If you want to optimize two metrics in your multi-armed bandit experiment, create a new custom metric that is a weighted average of both. Sometimes, you may face a tradeoff between metrics that you want to optimize, in which case, you should consider running an A/B test instead.

Traffic allocation

Allocation for a multi-armed bandit experiment always begins with a uniform distribution, as the model has no way to know which variant is the most effective before it has collected any data. This will change once that data begins coming in.

A multi-armed bandit adjusts the allocation between the variants only; it does not adjust the percentage rollout.

Confidence level

The confidence level in a multi-armed bandit experiment has a different role than in an A/B test. Here, it can accelerate traffic to the winning variant. For example, if your experiment’s confidence level is set to 95%, and the multi-armed bandit has already allocated at least 95% of the experiment’s traffic to the winning variant, Amplitude Experiment will assume confidence, and will allocate 100% of traffic to that variant from that point on.

Duration estimate and MDE

In multi-armed bandit experiments, the role of the minimum detectable effect (MDE) is to help calculate the duration estimate. Since these experiments are automated and about optimization, the MDE does not affect the experiment once it’s running.

When calculating the duration estimate prior to starting the experiment, Amplitude Experiment simulates what would happen if the same baseline mean (computed from historical data) is shared by all variants except one: when measuring an increase, this variant would have mean * (1+MDE); when measuring a decrease, it would be mean * (1-MDE). From there, Amplitude Experiment calculates how long it could take for the multi-armed bandit to assign all traffic to one variant. The duration estimate is capped at 31 days.

Displayed results

Amplitude Experiment does not display variant jumping while a multi-armed bandit is running. That’s because variant jumping is expected behavior in these experiments.

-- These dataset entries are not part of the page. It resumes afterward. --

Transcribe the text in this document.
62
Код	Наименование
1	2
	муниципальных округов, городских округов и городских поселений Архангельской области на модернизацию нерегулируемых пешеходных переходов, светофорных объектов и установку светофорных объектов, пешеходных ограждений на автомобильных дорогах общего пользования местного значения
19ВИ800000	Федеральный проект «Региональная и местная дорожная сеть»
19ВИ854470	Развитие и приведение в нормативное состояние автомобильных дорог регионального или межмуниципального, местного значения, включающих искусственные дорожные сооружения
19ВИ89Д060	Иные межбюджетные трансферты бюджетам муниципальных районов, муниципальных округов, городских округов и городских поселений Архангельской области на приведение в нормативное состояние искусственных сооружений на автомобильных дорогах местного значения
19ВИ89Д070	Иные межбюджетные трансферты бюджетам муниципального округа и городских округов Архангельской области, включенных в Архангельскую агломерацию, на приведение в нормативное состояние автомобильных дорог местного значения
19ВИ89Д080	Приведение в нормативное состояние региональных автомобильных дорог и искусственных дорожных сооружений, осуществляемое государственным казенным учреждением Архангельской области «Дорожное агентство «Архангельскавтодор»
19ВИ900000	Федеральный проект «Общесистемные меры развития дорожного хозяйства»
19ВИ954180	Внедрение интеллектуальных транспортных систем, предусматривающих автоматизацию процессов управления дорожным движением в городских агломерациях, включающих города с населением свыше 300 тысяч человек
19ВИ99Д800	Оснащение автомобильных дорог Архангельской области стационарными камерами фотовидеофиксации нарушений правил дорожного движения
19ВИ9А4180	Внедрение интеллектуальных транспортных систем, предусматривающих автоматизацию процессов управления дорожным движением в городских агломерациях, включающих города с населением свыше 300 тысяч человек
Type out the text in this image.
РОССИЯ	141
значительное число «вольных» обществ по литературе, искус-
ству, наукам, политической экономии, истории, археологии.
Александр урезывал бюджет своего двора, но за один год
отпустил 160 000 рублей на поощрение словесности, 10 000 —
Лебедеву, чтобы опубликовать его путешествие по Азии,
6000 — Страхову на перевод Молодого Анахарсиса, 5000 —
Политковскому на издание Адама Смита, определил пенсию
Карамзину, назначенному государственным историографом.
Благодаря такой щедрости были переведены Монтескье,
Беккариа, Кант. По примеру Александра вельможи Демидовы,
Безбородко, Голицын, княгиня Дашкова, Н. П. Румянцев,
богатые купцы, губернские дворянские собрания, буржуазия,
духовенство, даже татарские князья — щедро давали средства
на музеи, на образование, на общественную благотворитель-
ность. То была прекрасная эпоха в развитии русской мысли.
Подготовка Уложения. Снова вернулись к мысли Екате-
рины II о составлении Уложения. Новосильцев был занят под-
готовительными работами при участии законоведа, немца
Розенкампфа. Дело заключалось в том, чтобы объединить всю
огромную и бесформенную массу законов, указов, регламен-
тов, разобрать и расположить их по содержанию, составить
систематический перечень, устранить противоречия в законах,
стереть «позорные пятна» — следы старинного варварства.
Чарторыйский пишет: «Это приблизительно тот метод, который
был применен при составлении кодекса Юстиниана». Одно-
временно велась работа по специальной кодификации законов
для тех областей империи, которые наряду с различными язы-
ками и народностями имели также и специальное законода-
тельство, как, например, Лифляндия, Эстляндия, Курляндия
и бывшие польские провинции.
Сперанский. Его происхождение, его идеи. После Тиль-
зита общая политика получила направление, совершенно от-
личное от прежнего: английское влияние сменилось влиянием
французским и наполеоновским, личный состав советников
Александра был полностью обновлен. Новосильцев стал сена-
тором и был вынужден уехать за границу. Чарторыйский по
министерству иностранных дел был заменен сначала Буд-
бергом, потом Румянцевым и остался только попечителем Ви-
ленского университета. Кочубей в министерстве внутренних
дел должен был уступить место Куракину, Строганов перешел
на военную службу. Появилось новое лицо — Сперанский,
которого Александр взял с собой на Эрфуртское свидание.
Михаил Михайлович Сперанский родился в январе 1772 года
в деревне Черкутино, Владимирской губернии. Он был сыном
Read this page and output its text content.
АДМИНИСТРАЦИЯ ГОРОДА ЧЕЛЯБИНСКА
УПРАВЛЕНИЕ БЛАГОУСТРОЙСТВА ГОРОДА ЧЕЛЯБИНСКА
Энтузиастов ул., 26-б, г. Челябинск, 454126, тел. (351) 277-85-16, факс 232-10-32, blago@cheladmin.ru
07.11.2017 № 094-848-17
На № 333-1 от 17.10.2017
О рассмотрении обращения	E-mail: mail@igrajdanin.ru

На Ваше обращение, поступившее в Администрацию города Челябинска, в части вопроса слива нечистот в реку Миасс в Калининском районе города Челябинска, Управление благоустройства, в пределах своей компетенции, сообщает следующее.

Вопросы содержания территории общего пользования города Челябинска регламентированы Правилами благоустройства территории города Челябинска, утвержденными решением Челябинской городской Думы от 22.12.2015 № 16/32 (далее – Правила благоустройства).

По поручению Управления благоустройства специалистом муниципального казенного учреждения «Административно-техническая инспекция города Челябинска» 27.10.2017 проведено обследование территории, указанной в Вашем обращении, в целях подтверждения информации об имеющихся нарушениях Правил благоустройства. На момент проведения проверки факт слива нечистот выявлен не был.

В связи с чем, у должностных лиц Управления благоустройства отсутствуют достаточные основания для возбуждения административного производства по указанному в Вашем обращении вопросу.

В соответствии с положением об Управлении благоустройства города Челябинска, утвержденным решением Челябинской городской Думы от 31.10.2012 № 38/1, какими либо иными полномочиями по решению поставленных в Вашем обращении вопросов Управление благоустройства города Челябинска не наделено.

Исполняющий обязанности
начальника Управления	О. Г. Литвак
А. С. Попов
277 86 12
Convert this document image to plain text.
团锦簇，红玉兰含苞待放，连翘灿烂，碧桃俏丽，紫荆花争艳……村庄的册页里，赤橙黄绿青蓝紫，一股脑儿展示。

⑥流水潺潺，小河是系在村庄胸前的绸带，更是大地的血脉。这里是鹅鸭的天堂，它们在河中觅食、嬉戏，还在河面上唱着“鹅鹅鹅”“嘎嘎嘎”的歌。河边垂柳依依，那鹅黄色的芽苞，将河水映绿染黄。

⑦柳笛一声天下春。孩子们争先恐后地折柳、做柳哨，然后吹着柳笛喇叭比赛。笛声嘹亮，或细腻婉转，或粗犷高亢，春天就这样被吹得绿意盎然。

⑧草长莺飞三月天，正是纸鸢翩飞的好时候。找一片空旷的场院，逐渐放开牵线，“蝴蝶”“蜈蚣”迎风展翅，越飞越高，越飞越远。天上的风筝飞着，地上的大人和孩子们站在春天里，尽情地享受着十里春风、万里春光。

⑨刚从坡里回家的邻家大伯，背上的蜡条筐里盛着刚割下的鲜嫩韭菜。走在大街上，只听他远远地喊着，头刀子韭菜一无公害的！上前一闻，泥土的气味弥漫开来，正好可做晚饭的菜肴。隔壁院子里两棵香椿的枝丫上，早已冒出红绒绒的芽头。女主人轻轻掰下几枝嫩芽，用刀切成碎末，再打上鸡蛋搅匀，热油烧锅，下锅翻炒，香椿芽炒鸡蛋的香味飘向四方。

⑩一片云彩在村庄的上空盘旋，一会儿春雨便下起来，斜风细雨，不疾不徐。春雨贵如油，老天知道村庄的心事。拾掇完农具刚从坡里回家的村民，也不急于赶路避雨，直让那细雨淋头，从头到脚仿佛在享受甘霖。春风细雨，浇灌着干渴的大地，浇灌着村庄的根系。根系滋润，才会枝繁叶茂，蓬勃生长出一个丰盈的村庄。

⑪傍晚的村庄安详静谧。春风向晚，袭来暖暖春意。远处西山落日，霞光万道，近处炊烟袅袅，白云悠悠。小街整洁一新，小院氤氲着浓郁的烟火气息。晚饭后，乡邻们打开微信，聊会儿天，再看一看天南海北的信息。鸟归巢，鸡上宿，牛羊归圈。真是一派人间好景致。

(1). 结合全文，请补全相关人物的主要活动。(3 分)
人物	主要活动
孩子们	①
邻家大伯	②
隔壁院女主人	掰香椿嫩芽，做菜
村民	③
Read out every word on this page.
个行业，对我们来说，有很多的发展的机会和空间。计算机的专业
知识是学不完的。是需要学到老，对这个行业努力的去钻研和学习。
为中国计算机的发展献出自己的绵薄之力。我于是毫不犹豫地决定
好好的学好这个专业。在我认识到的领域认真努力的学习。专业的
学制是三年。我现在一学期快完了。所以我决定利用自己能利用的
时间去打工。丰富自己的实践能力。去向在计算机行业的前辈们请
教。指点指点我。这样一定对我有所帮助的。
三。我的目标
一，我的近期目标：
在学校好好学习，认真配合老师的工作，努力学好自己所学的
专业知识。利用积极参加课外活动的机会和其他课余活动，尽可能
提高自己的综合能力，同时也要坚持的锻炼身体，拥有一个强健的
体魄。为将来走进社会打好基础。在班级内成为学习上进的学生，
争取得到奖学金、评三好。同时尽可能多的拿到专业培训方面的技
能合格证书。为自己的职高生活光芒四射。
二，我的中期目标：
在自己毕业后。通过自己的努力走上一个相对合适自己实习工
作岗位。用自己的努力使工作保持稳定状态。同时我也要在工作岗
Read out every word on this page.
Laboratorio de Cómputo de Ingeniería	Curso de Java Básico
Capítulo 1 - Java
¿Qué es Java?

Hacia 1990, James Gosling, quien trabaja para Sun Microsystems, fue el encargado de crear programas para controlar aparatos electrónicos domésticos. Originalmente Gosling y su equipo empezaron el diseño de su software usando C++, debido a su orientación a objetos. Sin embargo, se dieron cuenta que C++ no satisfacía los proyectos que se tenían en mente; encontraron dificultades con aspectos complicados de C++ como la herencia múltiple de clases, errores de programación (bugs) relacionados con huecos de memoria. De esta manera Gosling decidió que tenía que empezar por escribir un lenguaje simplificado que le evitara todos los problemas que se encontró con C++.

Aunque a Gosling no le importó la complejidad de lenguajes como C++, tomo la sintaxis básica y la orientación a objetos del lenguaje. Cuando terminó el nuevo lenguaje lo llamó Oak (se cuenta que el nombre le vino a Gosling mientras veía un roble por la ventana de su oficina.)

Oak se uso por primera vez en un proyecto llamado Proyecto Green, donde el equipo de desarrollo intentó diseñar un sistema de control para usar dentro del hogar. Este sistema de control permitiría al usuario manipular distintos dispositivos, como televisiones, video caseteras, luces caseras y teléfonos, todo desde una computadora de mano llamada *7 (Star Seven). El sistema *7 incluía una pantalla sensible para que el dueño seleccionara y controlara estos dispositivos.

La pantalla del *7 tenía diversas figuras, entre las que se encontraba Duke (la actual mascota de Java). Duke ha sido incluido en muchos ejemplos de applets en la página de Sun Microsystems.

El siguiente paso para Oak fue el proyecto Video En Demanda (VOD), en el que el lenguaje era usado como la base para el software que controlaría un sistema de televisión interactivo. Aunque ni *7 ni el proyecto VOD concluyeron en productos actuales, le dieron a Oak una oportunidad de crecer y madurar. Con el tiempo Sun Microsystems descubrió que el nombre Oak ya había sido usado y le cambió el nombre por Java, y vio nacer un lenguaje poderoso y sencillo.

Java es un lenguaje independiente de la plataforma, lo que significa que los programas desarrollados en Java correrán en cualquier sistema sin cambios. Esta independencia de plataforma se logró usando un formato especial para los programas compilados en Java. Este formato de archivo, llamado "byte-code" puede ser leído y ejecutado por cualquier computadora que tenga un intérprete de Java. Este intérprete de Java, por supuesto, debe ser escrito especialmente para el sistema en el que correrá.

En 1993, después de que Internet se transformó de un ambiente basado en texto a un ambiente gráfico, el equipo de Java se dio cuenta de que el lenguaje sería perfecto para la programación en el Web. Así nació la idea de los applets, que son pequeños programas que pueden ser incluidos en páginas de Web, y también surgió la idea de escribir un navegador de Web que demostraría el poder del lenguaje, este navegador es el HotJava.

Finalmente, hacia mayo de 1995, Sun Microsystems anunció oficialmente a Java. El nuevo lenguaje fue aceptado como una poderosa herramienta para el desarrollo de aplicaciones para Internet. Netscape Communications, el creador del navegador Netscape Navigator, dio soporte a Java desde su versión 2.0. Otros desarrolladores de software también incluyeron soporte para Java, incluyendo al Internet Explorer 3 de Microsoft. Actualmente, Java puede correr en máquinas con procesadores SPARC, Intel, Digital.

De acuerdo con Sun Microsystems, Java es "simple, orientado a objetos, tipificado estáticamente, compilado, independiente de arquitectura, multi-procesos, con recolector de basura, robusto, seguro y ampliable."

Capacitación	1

The data quality card is not visible for multi-armed bandit experiments. Most of the checks conducted for this display don’t make sense for this experiment type. You cannot make changes to the experiment that will affect traffic allocation while the experiment is running.

The Bandits card is very similar to the non-cumulative exposure chart in the Monitor card, but is normalized to 100%, enabling you to easily visualize the percentage of traffic each variant is getting on that day.


When a multi-armed bandit allocates 70%, 80%, 90%, and 100% of an experiment’s traffic to a variant, Amplitude Experiment will send a notification to the creator of the experiment. These can be via either Slack or email. 

To set up your notifications, navigate to > Personal settings > Notifications.